The developments in globalization, industrialization, trade, tourism, transportation, and communication technology, which started with modernism and continue today, have affected societies all over the world, changing their spatial characteristics, function, identity, and culture, and bringing homogeneity (similarity, uniformization, homogenization). Especially the dynamics, technological developments, social, cultural, and political adaptation processes, and economic policies that emerged in the process of modernism and globalization have greatly affected the form of spaces. This interaction, with the loss of originality, locality, identity, and culture, has resulted in spatial homogeneity instead of exhibiting distinctive differences and diversity.
Res. Asst. Tuğçe Öztürk, who has completed her master's thesis on the examination of this concept of sameness, which we encounter in interior spaces in the period we live in, in the context of cafe interiors, is as follows:
“When the interior designs of cafes and new generation coffee shops, which are one of the eating-drinking spaces, are examined in the context of spatial homogeneity, and today's styles and trends that dominate the designs and are widely used are analyzed through examples, it is an important part of the public space that allows individuals to communicate with each other today.

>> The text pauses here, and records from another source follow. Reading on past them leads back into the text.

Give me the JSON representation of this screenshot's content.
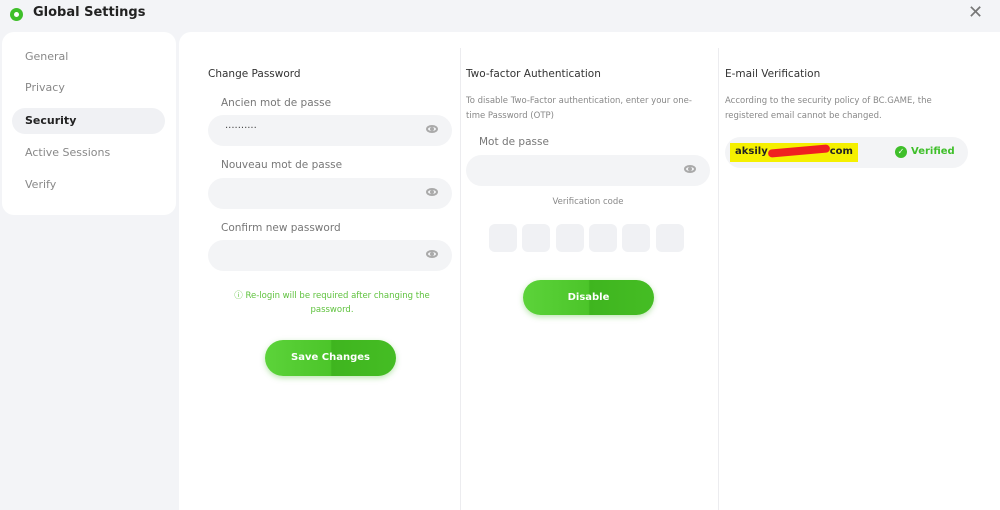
{
  "window": {
    "title": "Global Settings",
    "close_icon": "close-icon"
  },
  "colors": {
    "accent": "#4cc52a",
    "verified": "#3fbf2a"
  },
  "sidebar": {
    "items": [
      {
        "label": "General",
        "active": false
      },
      {
        "label": "Privacy",
        "active": false
      },
      {
        "label": "Security",
        "active": true
      },
      {
        "label": "Active Sessions",
        "active": false
      },
      {
        "label": "Verify",
        "active": false
      }
    ]
  },
  "change_password": {
    "title": "Change Password",
    "old_label": "Ancien mot de passe",
    "old_value": "··········",
    "new_label": "Nouveau mot de passe",
    "new_value": "",
    "confirm_label": "Confirm new password",
    "confirm_value": "",
    "note": "Re-login will be required after changing the password.",
    "save": "Save Changes"
  },
  "two_factor": {
    "title": "Two-factor Authentication",
    "description": "To disable Two-Factor authentication, enter your one-time Password (OTP)",
    "password_label": "Mot de passe",
    "password_value": "",
    "code_label": "Verification code",
    "disable": "Disable"
  },
  "email": {
    "title": "E-mail Verification",
    "description": "According to the security policy of BC.GAME, the registered email cannot be changed.",
    "email_start": "aksily",
    "email_end": "com",
    "status": "Verified"
  }
}
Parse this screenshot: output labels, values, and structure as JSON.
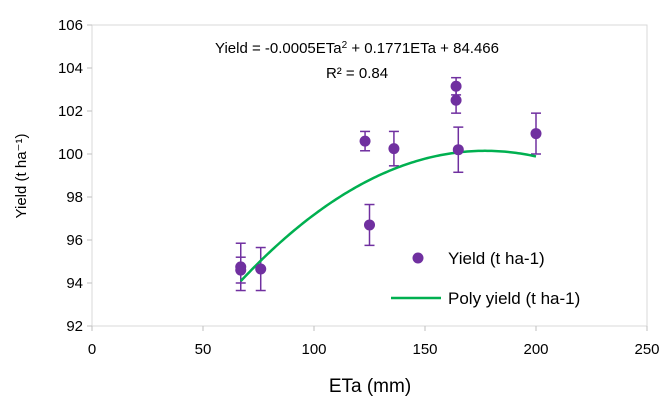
{
  "chart_data": {
    "type": "scatter",
    "xlabel": "ETa (mm)",
    "ylabel": "Yield (t ha⁻¹)",
    "xlim": [
      0,
      250
    ],
    "ylim": [
      92,
      106
    ],
    "x_ticks": [
      "0",
      "50",
      "100",
      "150",
      "200",
      "250"
    ],
    "y_ticks": [
      "92",
      "94",
      "96",
      "98",
      "100",
      "102",
      "104",
      "106"
    ],
    "grid": false,
    "legend_position": "bottom-right",
    "series": [
      {
        "name": "Yield (t ha-1)",
        "kind": "scatter",
        "color": "#7030A0",
        "points": [
          {
            "x": 67,
            "y": 94.75,
            "err": 1.1
          },
          {
            "x": 67,
            "y": 94.6,
            "err": 0.6
          },
          {
            "x": 76,
            "y": 94.65,
            "err": 1.0
          },
          {
            "x": 123,
            "y": 100.6,
            "err": 0.45
          },
          {
            "x": 125,
            "y": 96.7,
            "err": 0.95
          },
          {
            "x": 136,
            "y": 100.25,
            "err": 0.8
          },
          {
            "x": 164,
            "y": 103.15,
            "err": 0.4
          },
          {
            "x": 164,
            "y": 102.5,
            "err": 0.6
          },
          {
            "x": 165,
            "y": 100.2,
            "err": 1.05
          },
          {
            "x": 200,
            "y": 100.95,
            "err": 0.95
          }
        ]
      },
      {
        "name": "Poly yield (t ha-1)",
        "kind": "line",
        "color": "#00B050",
        "equation": {
          "a": -0.0005,
          "b": 0.1771,
          "c": 84.466
        },
        "x_range": [
          67,
          200
        ]
      }
    ],
    "annotations": {
      "equation_prefix": "Yield = -0.0005ETa",
      "equation_sup": "2",
      "equation_suffix": " + 0.1771ETa  + 84.466",
      "r_squared": "R² = 0.84"
    }
  }
}
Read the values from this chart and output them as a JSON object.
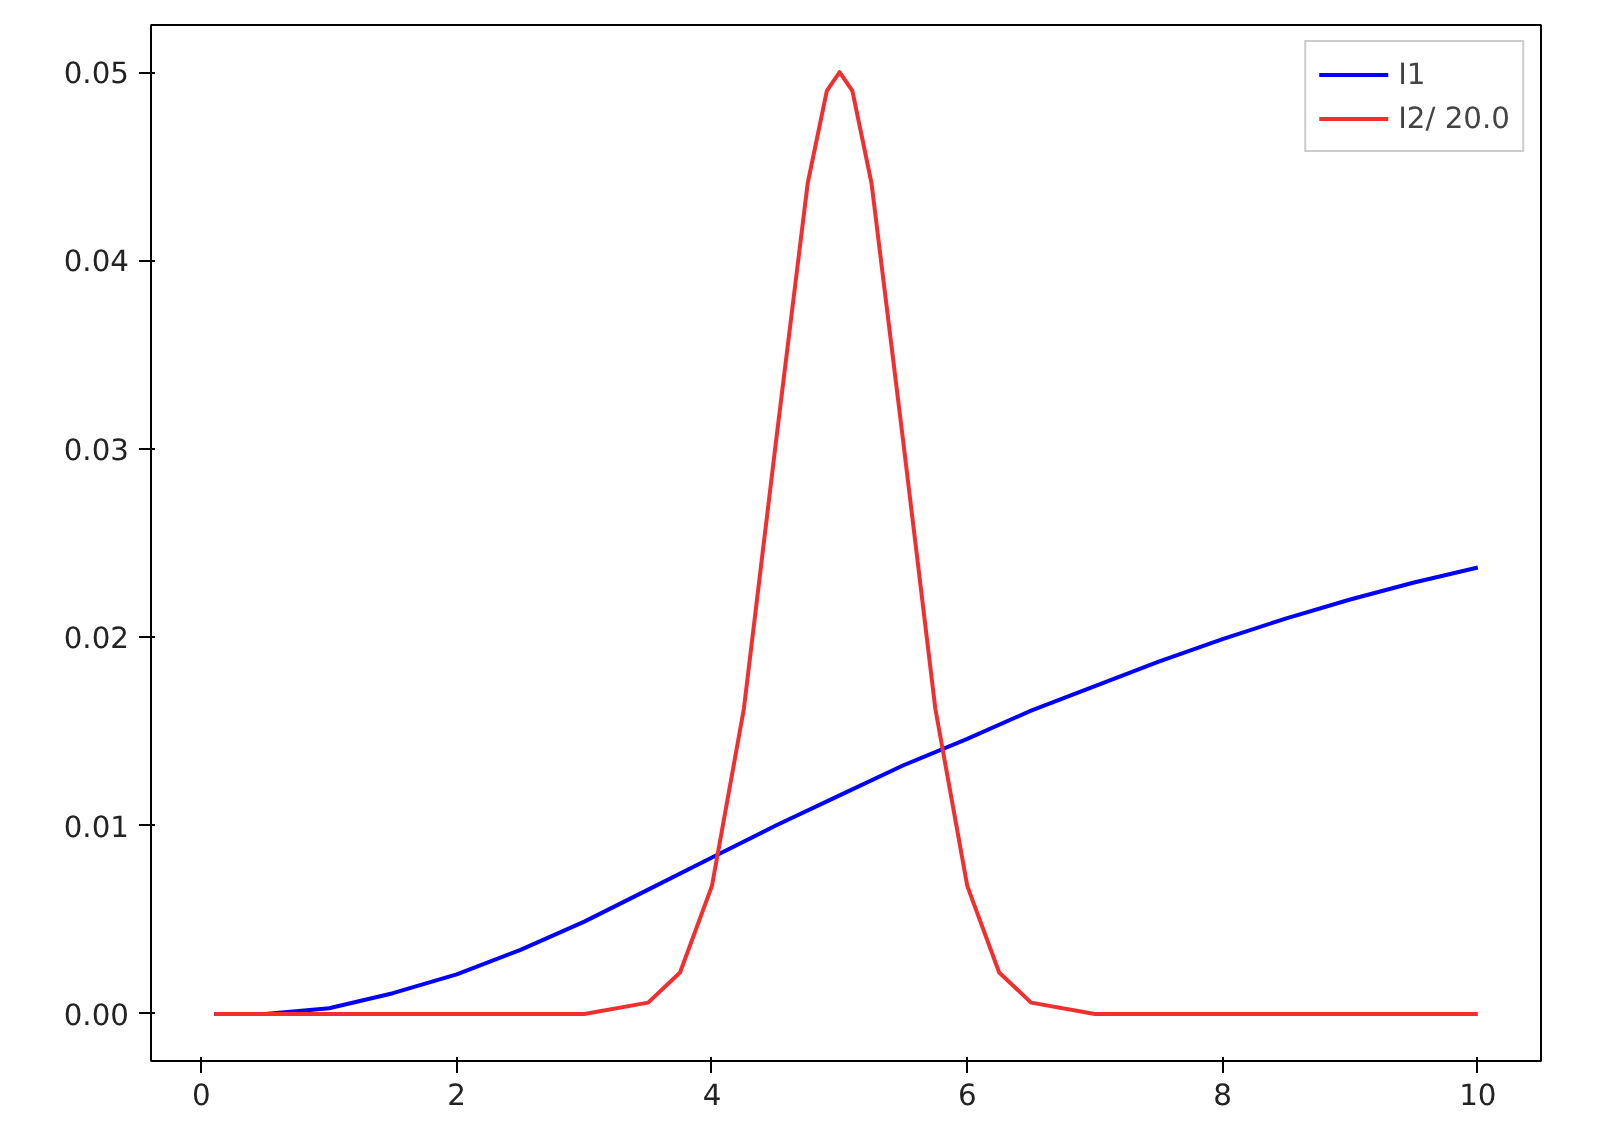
{
  "chart_data": {
    "type": "line",
    "xlim": [
      -0.395,
      10.495
    ],
    "ylim": [
      -0.0025,
      0.0525
    ],
    "xticks": [
      0,
      2,
      4,
      6,
      8,
      10
    ],
    "yticks": [
      {
        "value": 0,
        "label": "0.00"
      },
      {
        "value": 0.01,
        "label": "0.01"
      },
      {
        "value": 0.02,
        "label": "0.02"
      },
      {
        "value": 0.03,
        "label": "0.03"
      },
      {
        "value": 0.04,
        "label": "0.04"
      },
      {
        "value": 0.05,
        "label": "0.05"
      }
    ],
    "grid": false,
    "legend": "top right",
    "line_style": "solid",
    "marker": "none",
    "series": [
      {
        "name": "I1",
        "color": "#0000ff",
        "x": [
          0.1,
          0.5,
          1,
          1.5,
          2,
          2.5,
          3,
          3.5,
          4,
          4.5,
          5,
          5.5,
          6,
          6.5,
          7,
          7.5,
          8,
          8.5,
          9,
          9.5,
          10
        ],
        "values": [
          0,
          0,
          0.0003,
          0.0011,
          0.0021,
          0.0034,
          0.0049,
          0.0066,
          0.0083,
          0.01,
          0.0116,
          0.0132,
          0.0146,
          0.0161,
          0.0174,
          0.0187,
          0.0199,
          0.021,
          0.022,
          0.0229,
          0.0237
        ]
      },
      {
        "name": "I2/ 20.0",
        "color": "#f03030",
        "x": [
          0.1,
          3,
          3.5,
          3.75,
          4,
          4.25,
          4.5,
          4.75,
          4.9,
          5,
          5.1,
          5.25,
          5.5,
          5.75,
          6,
          6.25,
          6.5,
          7,
          10
        ],
        "values": [
          0,
          0,
          0.0006,
          0.0022,
          0.0068,
          0.0162,
          0.0303,
          0.0441,
          0.049,
          0.05,
          0.049,
          0.0441,
          0.0303,
          0.0162,
          0.0068,
          0.0022,
          0.0006,
          0,
          0
        ]
      }
    ]
  }
}
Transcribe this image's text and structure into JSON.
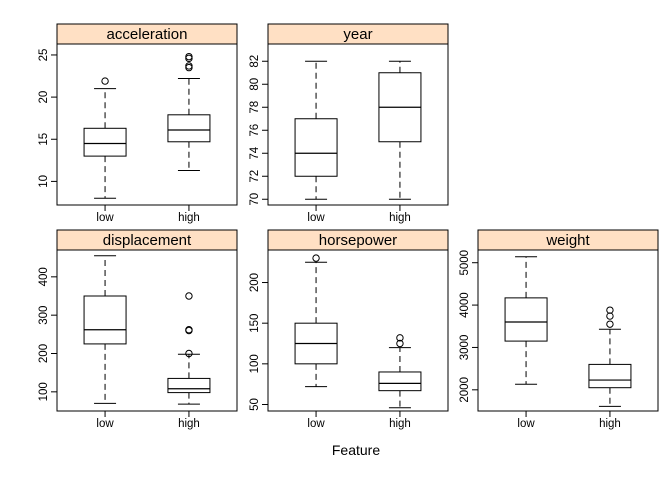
{
  "colors": {
    "strip_fill": "#ffe0c4",
    "line": "#000000",
    "background": "#ffffff"
  },
  "chart_data": {
    "type": "box",
    "xlabel": "Feature",
    "ylabel": "",
    "title": "",
    "categories": [
      "low",
      "high"
    ],
    "panels": [
      {
        "name": "acceleration",
        "ylim": [
          7.2,
          26.3
        ],
        "yticks": [
          10,
          15,
          20,
          25
        ],
        "boxes": [
          {
            "category": "low",
            "whisker_low": 8.0,
            "q1": 13.0,
            "median": 14.5,
            "q3": 16.3,
            "whisker_high": 21.0,
            "outliers": [
              21.9
            ]
          },
          {
            "category": "high",
            "whisker_low": 11.3,
            "q1": 14.7,
            "median": 16.1,
            "q3": 17.9,
            "whisker_high": 22.2,
            "outliers": [
              23.5,
              23.7,
              24.6,
              24.8
            ]
          }
        ]
      },
      {
        "name": "year",
        "ylim": [
          69.5,
          83.5
        ],
        "yticks": [
          70,
          72,
          74,
          76,
          78,
          80,
          82
        ],
        "boxes": [
          {
            "category": "low",
            "whisker_low": 70,
            "q1": 72,
            "median": 74,
            "q3": 77,
            "whisker_high": 82,
            "outliers": []
          },
          {
            "category": "high",
            "whisker_low": 70,
            "q1": 75,
            "median": 78,
            "q3": 81,
            "whisker_high": 82,
            "outliers": []
          }
        ]
      },
      {
        "name": "displacement",
        "ylim": [
          50,
          470
        ],
        "yticks": [
          100,
          200,
          300,
          400
        ],
        "boxes": [
          {
            "category": "low",
            "whisker_low": 70,
            "q1": 225,
            "median": 262,
            "q3": 350,
            "whisker_high": 455,
            "outliers": []
          },
          {
            "category": "high",
            "whisker_low": 68,
            "q1": 98,
            "median": 108,
            "q3": 135,
            "whisker_high": 198,
            "outliers": [
              200,
              260,
              262,
              350
            ]
          }
        ]
      },
      {
        "name": "horsepower",
        "ylim": [
          42,
          240
        ],
        "yticks": [
          50,
          100,
          150,
          200
        ],
        "boxes": [
          {
            "category": "low",
            "whisker_low": 72,
            "q1": 100,
            "median": 125,
            "q3": 150,
            "whisker_high": 225,
            "outliers": [
              230
            ]
          },
          {
            "category": "high",
            "whisker_low": 46,
            "q1": 67,
            "median": 76,
            "q3": 90,
            "whisker_high": 120,
            "outliers": [
              125,
              132
            ]
          }
        ]
      },
      {
        "name": "weight",
        "ylim": [
          1500,
          5300
        ],
        "yticks": [
          2000,
          3000,
          4000,
          5000
        ],
        "boxes": [
          {
            "category": "low",
            "whisker_low": 2130,
            "q1": 3150,
            "median": 3600,
            "q3": 4170,
            "whisker_high": 5140,
            "outliers": []
          },
          {
            "category": "high",
            "whisker_low": 1610,
            "q1": 2050,
            "median": 2230,
            "q3": 2600,
            "whisker_high": 3430,
            "outliers": [
              3550,
              3740,
              3880
            ]
          }
        ]
      }
    ]
  }
}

The places called third places are defined as places other than homes and workplaces that people use for purposes such as meeting, socializing, and having fun. Today, the interior designs of cafes and third places, including new-generation coffee shops, give clues to the differentiations and changes that occur in the social context. Today, phenomena such as industrialization, technology, and globalization have numerous effects on the social structure in very different contexts. When the spatial reflections of these interactions are examined through the sample spaces selected from the Karaköy District of Istanbul, it has been seen that the interior designs of the cafes and the new-generation coffee shops today are largely similar. Most places act with an understanding that applies whatever usage and trend is most popular at that time and changes the interior design in line with that trend when it goes out of fashion. Such spaces do not have a unique concept and appear as homogenized spaces. The sameness brings with it the results of uniformity and homogenization in spatial design, lack of memory, and loss of identity in spatial design. To avoid the effects of the globalization process that are reflected in the interior spaces, different geographies must exhibit their unique differences and diversity by reflecting their unique localities, identities, and cultures to the interior spaces.”